La divisione tra Occidente e Oriente si è allargata, la diffidenza verso il diverso è aumentata.
La “guerra” di religione che abbiamo studiato sui libri di storia ai tempi della scuola, è ritornata tragicamente attuale.
Gli Stati Uniti e l’intero Occidente si sono ritrovati a dover combattere contro un nemico pericoloso quanto invisibile.
La “guerra” contro il terrorismo islamico ha imposto ai servizi segreti un radicale cambio di registro nell’operazione di sicurezza e prevenzione.
Nel terzo millennio non esiste più uno Stato “canaglia” a cui poter dichiarare guerra, ma piuttosto bisogna stanare e colpire le cellule terroristiche “dormienti” dislocate nei luoghi più impensabili.
Nei telegiornali, nei talk show se parla poco o nulla, ma ogni giorno va in scena una “guerra invisibile” combattuta da coraggiosi agenti sotto copertura al rischio della loro stessa vita.
“Codice Karim” ci racconta questa guerra invisibile trascinando lo spettatore dentro una spy story inedita, avvolgente, carica di pathos e ricco di colpi di scena
Federico Alotto compie un coraggioso quanto innovativo salto qualitativo sul piano drammaturgico e registico facendoci vivere questa realtà da un punto di vista sorprendente e totalizzante.
“Codice Karim” è solo formalmente una spy story poiché nel dipanarsi della storia si coglie una lettura più articolata e un significato più profondo del progetto.
Seguiamo, partecipiamo al sofferto e travagliato viaggio interiore del protagonista (Karim), intrappolato da tempo tra due mondi, due vite, rischiando di perdersi fatalmente in questo limbo.

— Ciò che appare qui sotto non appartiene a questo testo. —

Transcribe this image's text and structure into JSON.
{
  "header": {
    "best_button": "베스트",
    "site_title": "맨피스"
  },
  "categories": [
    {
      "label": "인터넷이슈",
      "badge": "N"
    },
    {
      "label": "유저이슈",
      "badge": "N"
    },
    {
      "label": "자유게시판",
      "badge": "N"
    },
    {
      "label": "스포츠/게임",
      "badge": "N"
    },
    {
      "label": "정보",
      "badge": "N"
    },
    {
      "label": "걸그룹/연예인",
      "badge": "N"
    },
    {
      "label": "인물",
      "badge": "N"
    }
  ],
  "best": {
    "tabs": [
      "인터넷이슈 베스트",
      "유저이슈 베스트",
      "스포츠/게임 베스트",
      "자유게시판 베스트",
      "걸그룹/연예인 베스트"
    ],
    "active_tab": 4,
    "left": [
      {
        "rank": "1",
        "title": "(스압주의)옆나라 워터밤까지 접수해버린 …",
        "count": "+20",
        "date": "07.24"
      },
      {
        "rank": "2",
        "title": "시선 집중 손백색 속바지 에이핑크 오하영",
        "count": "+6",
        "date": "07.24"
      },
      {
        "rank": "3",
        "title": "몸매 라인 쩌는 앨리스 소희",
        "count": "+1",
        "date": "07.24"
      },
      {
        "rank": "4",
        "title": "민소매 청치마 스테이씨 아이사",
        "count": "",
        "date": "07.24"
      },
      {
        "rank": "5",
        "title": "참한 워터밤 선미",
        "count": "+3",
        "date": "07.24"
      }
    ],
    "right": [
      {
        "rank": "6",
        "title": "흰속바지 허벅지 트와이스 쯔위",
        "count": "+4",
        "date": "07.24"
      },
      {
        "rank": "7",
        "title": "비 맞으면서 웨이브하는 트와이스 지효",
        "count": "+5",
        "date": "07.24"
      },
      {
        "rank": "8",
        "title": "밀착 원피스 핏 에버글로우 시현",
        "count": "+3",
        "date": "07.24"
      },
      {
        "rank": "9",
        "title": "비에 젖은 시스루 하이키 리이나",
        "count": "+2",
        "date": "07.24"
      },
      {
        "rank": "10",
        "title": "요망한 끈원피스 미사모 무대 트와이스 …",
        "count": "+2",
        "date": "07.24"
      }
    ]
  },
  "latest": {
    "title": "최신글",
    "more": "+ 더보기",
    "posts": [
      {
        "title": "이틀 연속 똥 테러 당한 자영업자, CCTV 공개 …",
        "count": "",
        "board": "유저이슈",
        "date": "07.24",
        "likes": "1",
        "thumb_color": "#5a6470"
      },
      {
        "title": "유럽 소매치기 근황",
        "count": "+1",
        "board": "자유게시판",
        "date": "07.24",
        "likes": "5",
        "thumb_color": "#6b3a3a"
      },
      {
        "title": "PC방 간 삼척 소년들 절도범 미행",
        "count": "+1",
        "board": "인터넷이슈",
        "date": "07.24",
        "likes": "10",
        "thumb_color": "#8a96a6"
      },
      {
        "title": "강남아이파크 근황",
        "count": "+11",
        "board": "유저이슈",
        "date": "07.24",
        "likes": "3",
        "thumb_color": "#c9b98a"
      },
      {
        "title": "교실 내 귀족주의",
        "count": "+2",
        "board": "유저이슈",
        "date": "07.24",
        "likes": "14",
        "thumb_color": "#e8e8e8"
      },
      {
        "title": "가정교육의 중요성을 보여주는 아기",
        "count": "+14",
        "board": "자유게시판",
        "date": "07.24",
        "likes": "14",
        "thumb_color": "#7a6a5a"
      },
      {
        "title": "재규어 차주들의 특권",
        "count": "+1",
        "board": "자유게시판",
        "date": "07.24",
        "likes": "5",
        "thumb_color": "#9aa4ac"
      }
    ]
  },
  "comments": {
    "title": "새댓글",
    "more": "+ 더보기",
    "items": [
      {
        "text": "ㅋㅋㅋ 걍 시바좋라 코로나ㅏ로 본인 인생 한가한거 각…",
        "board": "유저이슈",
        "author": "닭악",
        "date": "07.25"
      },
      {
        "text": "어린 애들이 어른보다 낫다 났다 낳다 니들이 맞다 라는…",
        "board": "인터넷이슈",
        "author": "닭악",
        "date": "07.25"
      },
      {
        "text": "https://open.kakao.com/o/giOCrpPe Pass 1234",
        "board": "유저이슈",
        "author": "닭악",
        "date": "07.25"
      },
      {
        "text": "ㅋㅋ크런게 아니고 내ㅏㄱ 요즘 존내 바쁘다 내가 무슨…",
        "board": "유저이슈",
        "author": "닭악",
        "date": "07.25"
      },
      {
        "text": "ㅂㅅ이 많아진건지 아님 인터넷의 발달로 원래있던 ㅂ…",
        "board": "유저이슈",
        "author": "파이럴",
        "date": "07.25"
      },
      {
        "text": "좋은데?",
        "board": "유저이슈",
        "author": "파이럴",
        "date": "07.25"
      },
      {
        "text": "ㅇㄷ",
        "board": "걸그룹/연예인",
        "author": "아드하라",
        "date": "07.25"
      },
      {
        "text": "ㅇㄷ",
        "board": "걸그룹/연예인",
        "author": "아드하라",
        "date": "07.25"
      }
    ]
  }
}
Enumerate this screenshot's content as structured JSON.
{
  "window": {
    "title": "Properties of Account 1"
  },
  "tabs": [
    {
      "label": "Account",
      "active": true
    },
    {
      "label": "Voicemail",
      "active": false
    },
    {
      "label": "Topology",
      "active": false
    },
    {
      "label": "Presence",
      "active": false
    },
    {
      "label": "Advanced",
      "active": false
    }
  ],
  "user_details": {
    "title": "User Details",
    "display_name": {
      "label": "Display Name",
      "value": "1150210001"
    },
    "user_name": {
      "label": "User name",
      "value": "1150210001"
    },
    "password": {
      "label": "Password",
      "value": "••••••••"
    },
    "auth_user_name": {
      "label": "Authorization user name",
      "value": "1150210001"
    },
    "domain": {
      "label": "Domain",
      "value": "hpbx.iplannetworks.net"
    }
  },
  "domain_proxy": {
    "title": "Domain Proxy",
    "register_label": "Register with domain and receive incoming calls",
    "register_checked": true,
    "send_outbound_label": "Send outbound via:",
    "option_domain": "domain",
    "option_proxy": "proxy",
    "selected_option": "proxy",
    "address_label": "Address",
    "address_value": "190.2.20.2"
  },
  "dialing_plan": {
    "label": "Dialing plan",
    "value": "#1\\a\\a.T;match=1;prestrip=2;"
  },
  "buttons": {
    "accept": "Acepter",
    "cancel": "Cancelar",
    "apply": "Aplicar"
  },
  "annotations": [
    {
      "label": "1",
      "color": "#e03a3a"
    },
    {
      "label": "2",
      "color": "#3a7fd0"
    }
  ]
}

Pur avendo praticamente nessuna informazione su Karim, rimaniamo colpiti dalla tensione scenica e personalità tramessa al personaggio dal bravo e credibile Mohamed Zouaoui.
La sua è una performance volutamente nervosa, fisica, elettrica rendendo così chiaro e forte da una parte il disagio di Karim e dall’altra mantenendo costante tra pubblico il dubbio sulle sue reali intenzioni.

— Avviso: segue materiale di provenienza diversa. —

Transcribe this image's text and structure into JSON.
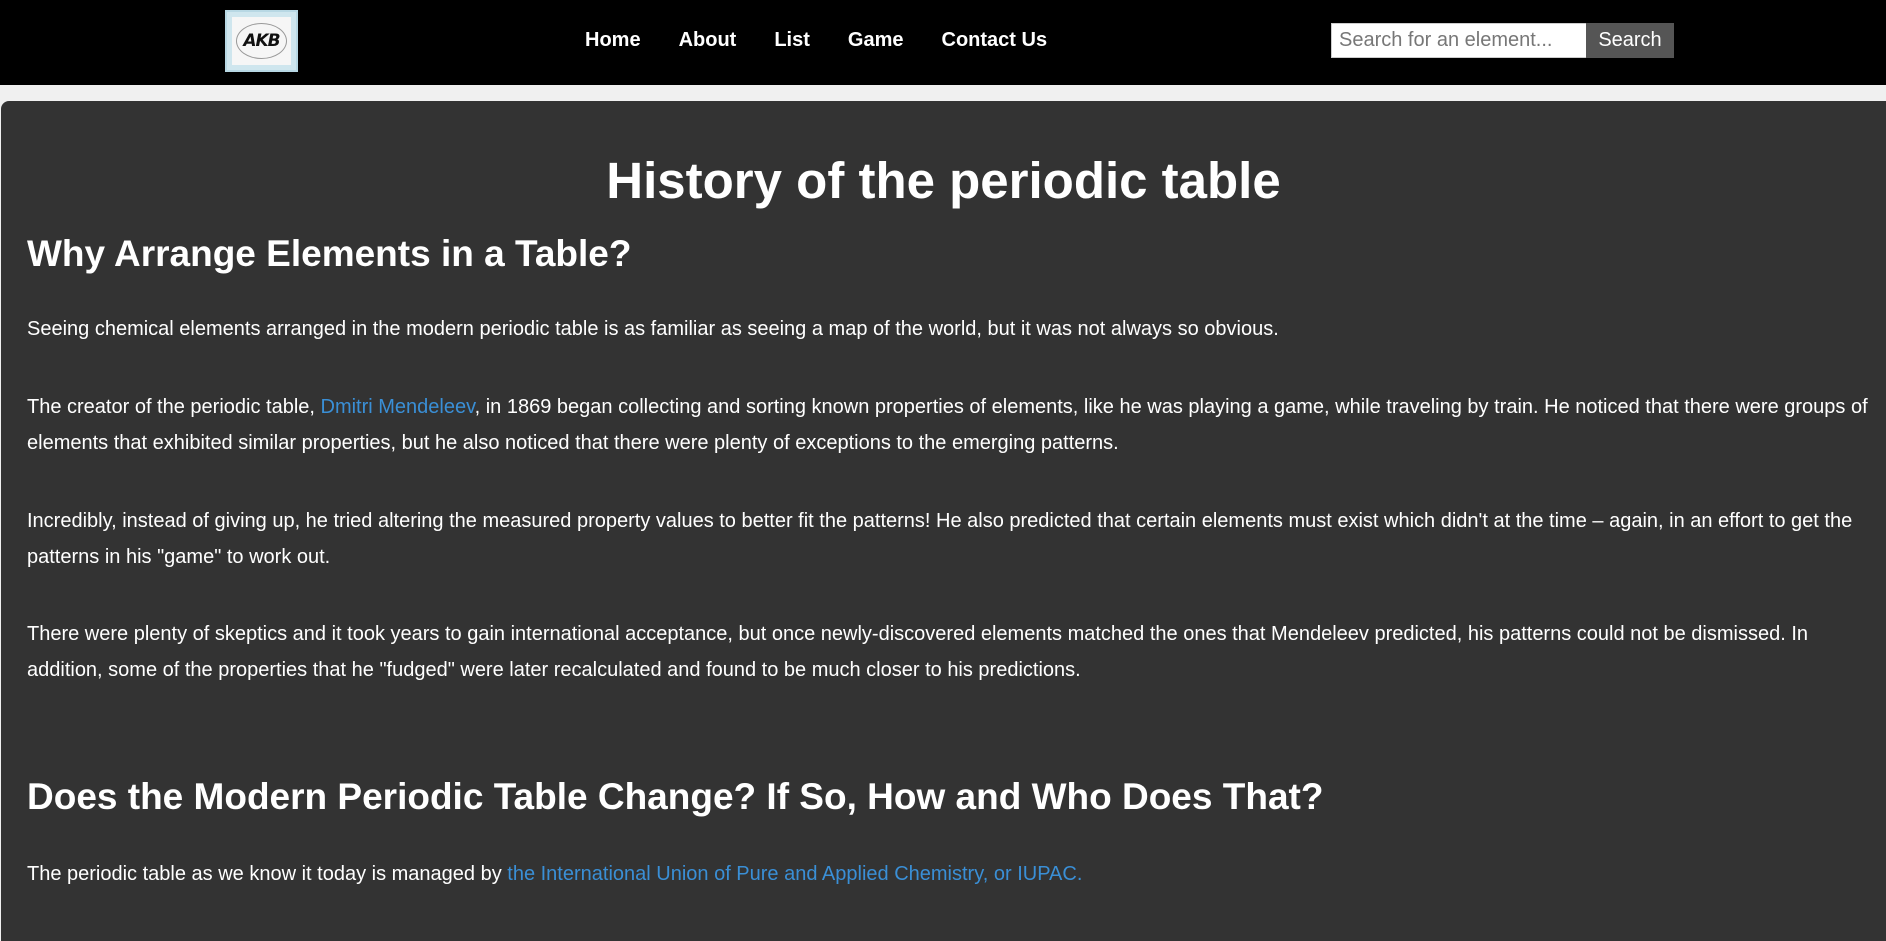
{
  "header": {
    "logo_text": "AKB",
    "nav": [
      "Home",
      "About",
      "List",
      "Game",
      "Contact Us"
    ],
    "search": {
      "placeholder": "Search for an element...",
      "value": "",
      "button_label": "Search"
    }
  },
  "main": {
    "title": "History of the periodic table",
    "sections": [
      {
        "heading": "Why Arrange Elements in a Table?",
        "p1": "Seeing chemical elements arranged in the modern periodic table is as familiar as seeing a map of the world, but it was not always so obvious.",
        "p2_before": "The creator of the periodic table, ",
        "p2_link": "Dmitri Mendeleev",
        "p2_after": ", in 1869 began collecting and sorting known properties of elements, like he was playing a game, while traveling by train. He noticed that there were groups of elements that exhibited similar properties, but he also noticed that there were plenty of exceptions to the emerging patterns.",
        "p3": "Incredibly, instead of giving up, he tried altering the measured property values to better fit the patterns! He also predicted that certain elements must exist which didn't at the time – again, in an effort to get the patterns in his \"game\" to work out.",
        "p4": "There were plenty of skeptics and it took years to gain international acceptance, but once newly-discovered elements matched the ones that Mendeleev predicted, his patterns could not be dismissed. In addition, some of the properties that he \"fudged\" were later recalculated and found to be much closer to his predictions."
      },
      {
        "heading": "Does the Modern Periodic Table Change? If So, How and Who Does That?",
        "p1_before": "The periodic table as we know it today is managed by ",
        "p1_link": "the International Union of Pure and Applied Chemistry, or IUPAC."
      }
    ]
  },
  "colors": {
    "navbar_bg": "#000000",
    "content_bg": "#333333",
    "link": "#3a8fd6",
    "search_button_bg": "#555555"
  }
}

Zouaoui si cala con grande abilità e naturalezza nei panni di Karim, un uomo che per sopravvivere ha imparato a non fidarsi di nessuno.
L’unica eccezione a questo rigido schema di salvezza fisica e mentale, è rappresentato dall’incontro con la bella e sognatrice Iris (Stella Egitto), barista di professione, ma soprattutto amante dei giochi di ruolo.
Iris incarna la libertà, gioia di vivere, il voler dare fiducia al prossimo e soprattutto la semplicità nell’amarsi.
Stella Egitto è solare, buffa quanto sensuale , in altre parole una giovane donna desiderosa di viaggiare, scoprire ed innamorarsi.
Tutti sentimenti a cui Karim non ha “accesso” da tanto, troppo tempo.
Un incontro causale che ben presto diventa la scintilla di una passione breve quanto intesa.
Un momento di illusoria felicità e pace che la coppia rende magistralmente sulla scena.
“Codice Karim” rappresenta, a nostro modesto parere, una ventata di freschezza cinematografica in un panorama italiano all’insegna degli stereotipi e banalità.
“Codice Karim” ci mostra il fenomeno della conversione e radicalizzazione islamica di molti italiani pronti a compiere azioni terroristiche e come in questo “sotto bosco” di fanatismo prevalgono pregiudizi e sospetti tra gli stessi fratelli.
“Codice Karim” unisce con maestria più generi trovando il giusto equilibrio di racconto regalando un mix di emozioni forti e suscitando riflessioni socio politiche che solamente un film ben fatto è capace di donare allo spettatore.